Une nation est née

Dominique Strauss-Kahn
par Dominique Strauss-Kahn, député du Val-d'Oise
Point de vue paru dans les pages " Horizons " du quotidien Le Monde daté du 26 février 2003


 
C'est une naissance imprévue, impromptue, improbable. C'est une naissance extraordinaire, au sens littéral du mot. Mais c'est une naissance qui est passée inaperçue - ou presque. Samedi 15 février dernier, en effet, une nouvelle nation est née dans la rue. Et cette nouvelle nation, c'est la nation européenne.

Je mesure que cette thèse optimiste se situe à contre-courant des vents dominants qui convergent aujourd'hui vers une même déploration de la division de l'Europe. Chacun y va de son commentaire qui veut sembler d'autant plus informé qu'il est plus pessimiste. Comme d'habitude les Cassandre sont légion et ternissent les espérances.

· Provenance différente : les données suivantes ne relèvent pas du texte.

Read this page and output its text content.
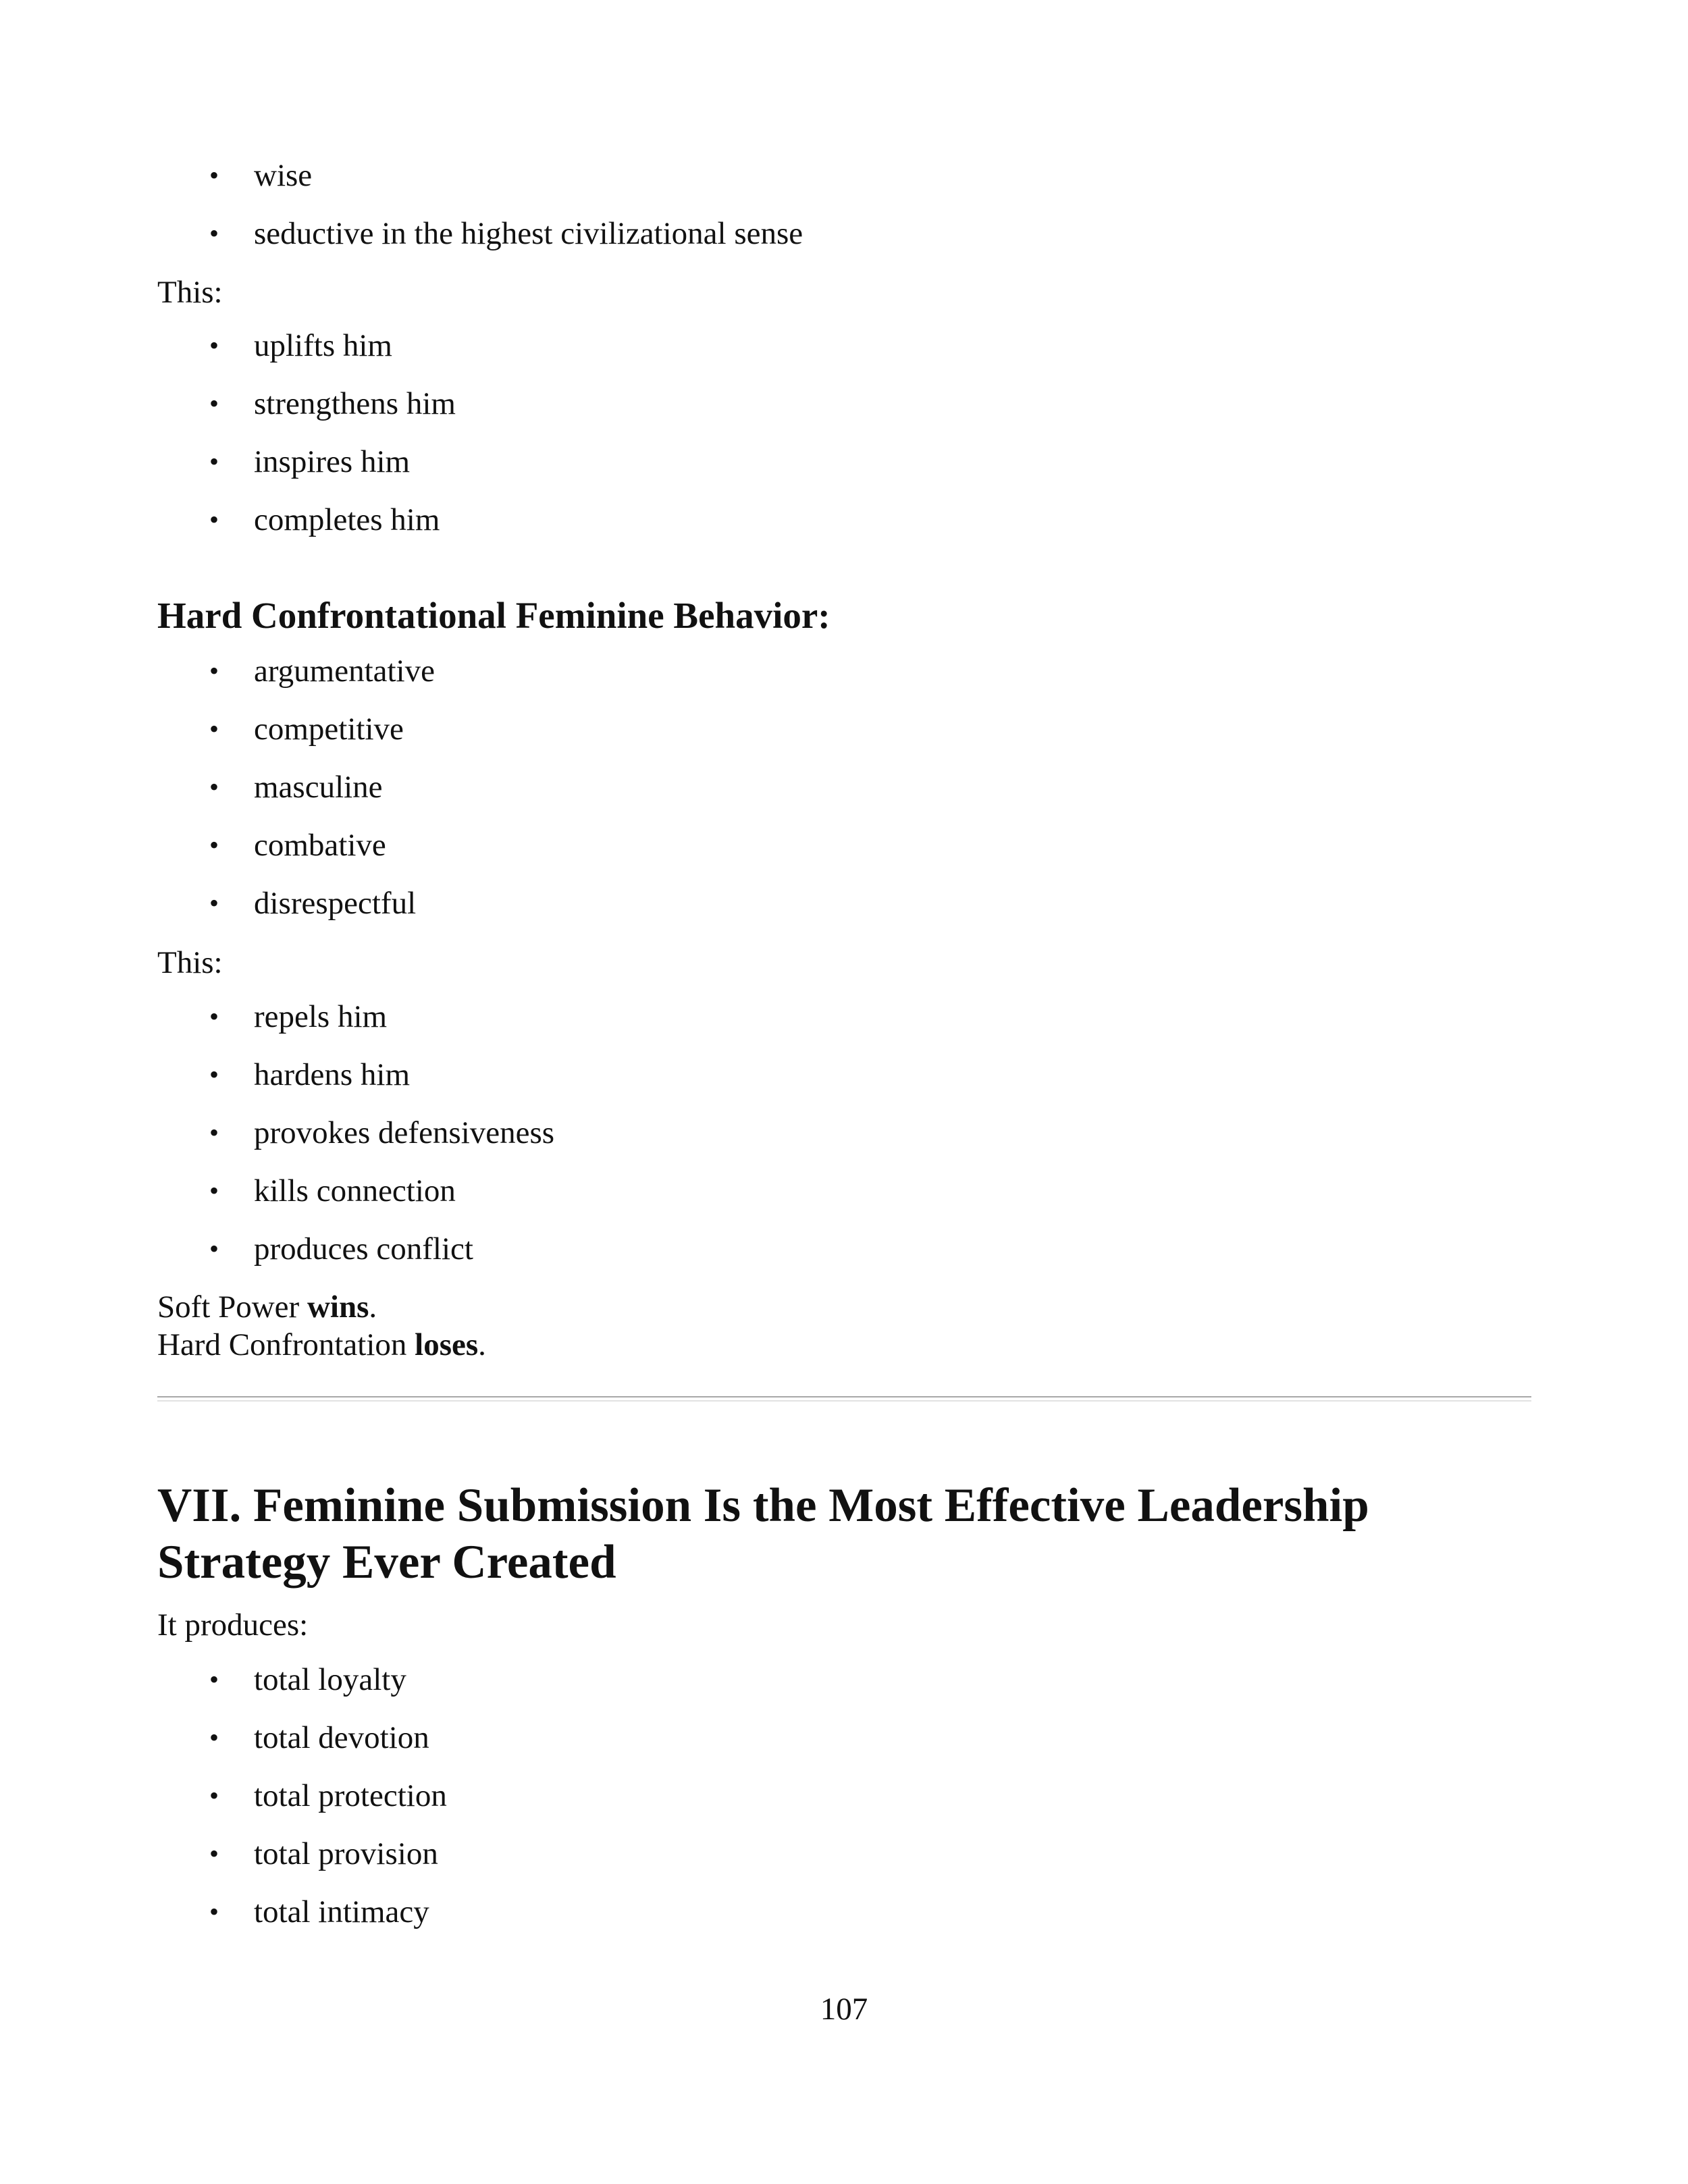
• wise
• seductive in the highest civilizational sense
This:
• uplifts him
• strengthens him
• inspires him
• completes him
Hard Confrontational Feminine Behavior:
• argumentative
• competitive
• masculine
• combative
• disrespectful
This:
• repels him
• hardens him
• provokes defensiveness
• kills connection
• produces conflict
Soft Power wins.
Hard Confrontation loses.
VII. Feminine Submission Is the Most Effective Leadership Strategy Ever Created
It produces:
• total loyalty
• total devotion
• total protection
• total provision
• total intimacy
107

Et pourtant ! Il ne s'agit pas ici de tempérament : la question n'est pas de savoir si le verre est à moitié plein ou à moitié vide. Il s'agit d'angle de vue : si l'on abandonne la mécanique communautaire pour la politique et l'histoire, si l'on s'extrait de l'immédiat pour se projeter dans l'avenir, si l'on se focalise sur les peuples et non sur leurs gouvernements, on comprend que les manifestations de Londres, Rome, Madrid, Paris ou Berlin constituent un grand événement et marquent peut-être une césure : il y aura un avant et un après-15 février. D'autant que ces manifestations, pour symboliques qu'elles soient, reflètent de surcroît des majorités immenses que les sondages mettent en évidence et qu'aucun autre sujet n'avait su provoquer.

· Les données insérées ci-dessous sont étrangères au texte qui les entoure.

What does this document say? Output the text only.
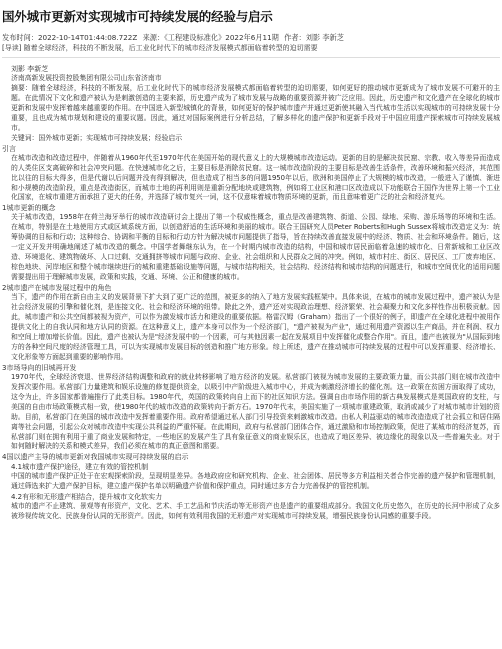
国外城市更新对实现城市可持续发展的经验与启示
发布时间：2022-10-14T01:44:08.722Z 来源：《工程建设标准化》2022年6月11期 作者：刘影 李新芝
[导读] 随着全球经济，科技的不断发展，后工业化时代下的城市经济发展模式都面临着转型的迫切需要
刘影 李新芝

济南高新发展投资控股集团有限公司山东省济南市

摘要：随着全球经济，科技的不断发展，后工业化时代下的城市经济发展模式都面临着转型的迫切需要，如何更好的推动城市更新成为了城市发展不可避开的主题。在此情况下文化和遗产被认为是刺激创造的主要来源，历史遗产成为了城市发展与战略的重要资源并被广泛应用。因此，历史遗产和文化遗产在全球化的城市更新和发展中发挥着越来越重要的作用。在中国进入新型城镇化的背景，如何更好的保护城市遗产并通过更新使其融入当代城市生活以实现城市的可持续发展十分重要，且也成为城市规划和建设的重要议题。因此，通过对国际案例进行分析总结，了解多样化的遗产保护和更新手段对于中国应用遗产探索城市可持续发展城市。

关键词：国外城市更新；实现城市可持续发展；经验启示

引言

在城市改造和改造过程中，伴随着从1960年代至1970年代在美国开始的现代意义上的大规模城市改造运动。更新的目的是解决贫民窟、宗教、收入等差异而造成的人类住区支离破碎和社会冲突问题。在快速城市化之后，主要目标是消除贫民窟。这一城市改造阶段的主要目标是改善生活条件，改善环境和振兴经济，其范围比以往的目标大得多，但是代谢以后问题并没有得到解决，但也造成了相当多的问题1950年以后，欧洲和美国停止了大规模的城市改造，一般进入了谨慎、渐进和小规模的改造阶段，重点是改造街区，而城市土地的再利用则是重新分配地块或建筑物，例如将工业区和港口区改造成以下功能联合王国作为世界上第一个工业化国家，在城市重建方面承担了更大的任务，并选择了城市复兴一词，这不仅意味着城市物质环境的更新，而且意味着更广泛的社会和经济复兴。

1城市更新的概念

关于城市改造，1958年在荷兰海牙举行的城市改造研讨会上提出了第一个权威性概念，重点是改善建筑物、街道、公园、绿地、采购、游乐场等的环境和生活。在城市，特别是在土地使用方式或区域系统方面，以创造舒适的生活环境和美丽的城市。联合王国研究人员Peter Roberts和Hugh Sussex将城市改造定义为：统筹协调的目标和行动；这种综合、协调和平衡的目标和行动方针为解决城市问题提供了指导，旨在持续改善直接发展中的经济、物质、社会和环境条件。随后，这一定义开发并明确地阐述了城市改造的概念。中国学者舞继东认为，在一个时期内城市改造的结构，中国和城市居民面临着急速的城市化、日常新城和工业区改造、环境退化、建筑物破坏、人口过剩、交通拥挤等城市问题与政府、企业、社会组织和人民群众之间的冲突。例如，城市村庄、街区、居民区、工厂废弃地区、棕色地块、河岸地区和整个城市继续进行的城和重建基础设施等问题，与城市结构相关，社会结构、经济结构和城市结构的问题进行，和城市空间优化的适用问题需要提出用于理解城市发展，政策和实践，交通、环境、公正和健康的城市。

2城市遗产在城市发展过程中的角色

当下，遗产的作用在新自由主义的发展背景下扩大到了更广泛的范围，被更多的纳入了地方发展实践框架中。具体来说，在城市的城市发展过程中，遗产被认为是社会经济发展的引擎和催化剂，是连接文化、社会和经济环境的纽带。除此之外，遗产还对实现政治理想、经济繁荣、社会凝聚力和文化多样性作出积极贡献。因此，城市遗产和公共空间都被视为资产，可以作为激发城市活力和建设的重要依据。格雷汉姆（Graham）指出了一个很好的例子，即遗产在全球化进程中被用作提供文化上的自我认同和地方认同的资源。在这种意义上，遗产本身可以作为一个经济部门，"遗产被视为产业"，通过利用遗产资源以生产商品，并在利润、权力和空间上增加增长价值。因此，遗产也被认为是"经济发展中的一个因素，可与其他因素一起在发展项目中发挥催化或整合作用"。而且，遗产也被视为"从国际到地方的各种空间尺度的经济管理工具，可以为实现城市发展目标的创造和推广地方形象。综上所述，遗产在推动城市可持续发展的过程中可以发挥重要、经济增长、文化形象等方面起到重要的影响作用。

3市场导向的旧城再开发

1970年代，全球经济衰退、世界经济结构调整和政府的就业转移影响了地方经济的发展。私营部门被视为城市发展的主要政策力量，而公共部门则在城市改造中发挥次要作用。私营部门力量建筑和娱乐设施的修复提供资金，以吸引中产阶级进入城市中心，并成为刺激经济增长的催化剂。这一政策在贫困方面取得了成功，这令为止，许多国家都普遍推行了此类目标。1980年代，英国的政策转向自上而下的社区知识方法。强调自由市场作用的新古典发展模式是英国政府的支柱，与美国的自由市场政策模式相一致，使1980年代的城市改造的政策转向于新方石。1970年代末，美国实施了一项城市重建政策，取消或减少了对城市城市计划的资助。目前，私营部门在美国的城市改造中发挥着重要作用。政府希望通过私人部门引导投资来刺激城市改造。由私人利益驱动的城市改造造成了社会孤立和居住隔离等社会问题，引起公众对城市改造中实现公共利益的严重怀疑。在此期间，政府与私营部门团体合作，通过激励和市场控制政策，促进了某城市的经济复苏，而私营部门则在拥有利用于重了商业发展和特定，一些地区的发展产生了具有象征意义的商业娱乐区，也造成了地区差异、被边缘化的现象以及一些普遍失业。对于如何随时解决的关系和模式差异，我们必须在城市的真正意图和需要。

4国以遗产主导的城市更新对我国城市实现可持续发展的启示
4.1城市遗产保护途径，建立有效的管控机制

中国的城市遗产保护正处于在宏观探索阶段，呈现明显差异。各地政府应和研究机构、企业、社会团体、居民等多方利益相关者合作完善的遗产保护和管理机制，通过筛选来扩大遗产保护目标，建立遗产保护名单以明确遗产价值和保护重点，同时通过多方合力完善保护的管控机制。

4.2有形和无形遗产相结合，提升城市文化软实力

城市的遗产不止建筑、景观等有形资产，文化、艺术、手工艺品和节庆活动等无形资产也是遗产的重要组成部分。我国文化历史悠久，在历史的长河中形成了众多被珍视传统文化、民族身份认同的无形资产。因此，如何有效利用我国的无形遗产对实现城市可持续发展，增强民族身份认同感的重要手段。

Assurément, il existait jusqu'à présent un modèle européen. Chacun savait, quand il se promenait dans une ville européenne, sur quel continent il était. Chacun mesurait, quand il allait voir un film européen, dans quelle partie du monde cette œuvre avait été écrite. Chacun comprenait, quand il était confronté aux aléas de la vie - la maladie, la vieillesse, le chômage -, que son système de protection sociale reflétait la volonté de cohésion sociale qui caractérise le modèle européen. Bref, chacun saisissait qu'il existait sur notre continent quelque chose qui, au-delà de nos différences, nous distingue des modèles qui prévalent ailleurs, aux Etats-Unis comme au Japon, en Inde comme en Chine.

Mais, en même temps, chacun croyait que la proximité des situations nationales suffisait pour constituer, par juxtaposition, ce modèle européen.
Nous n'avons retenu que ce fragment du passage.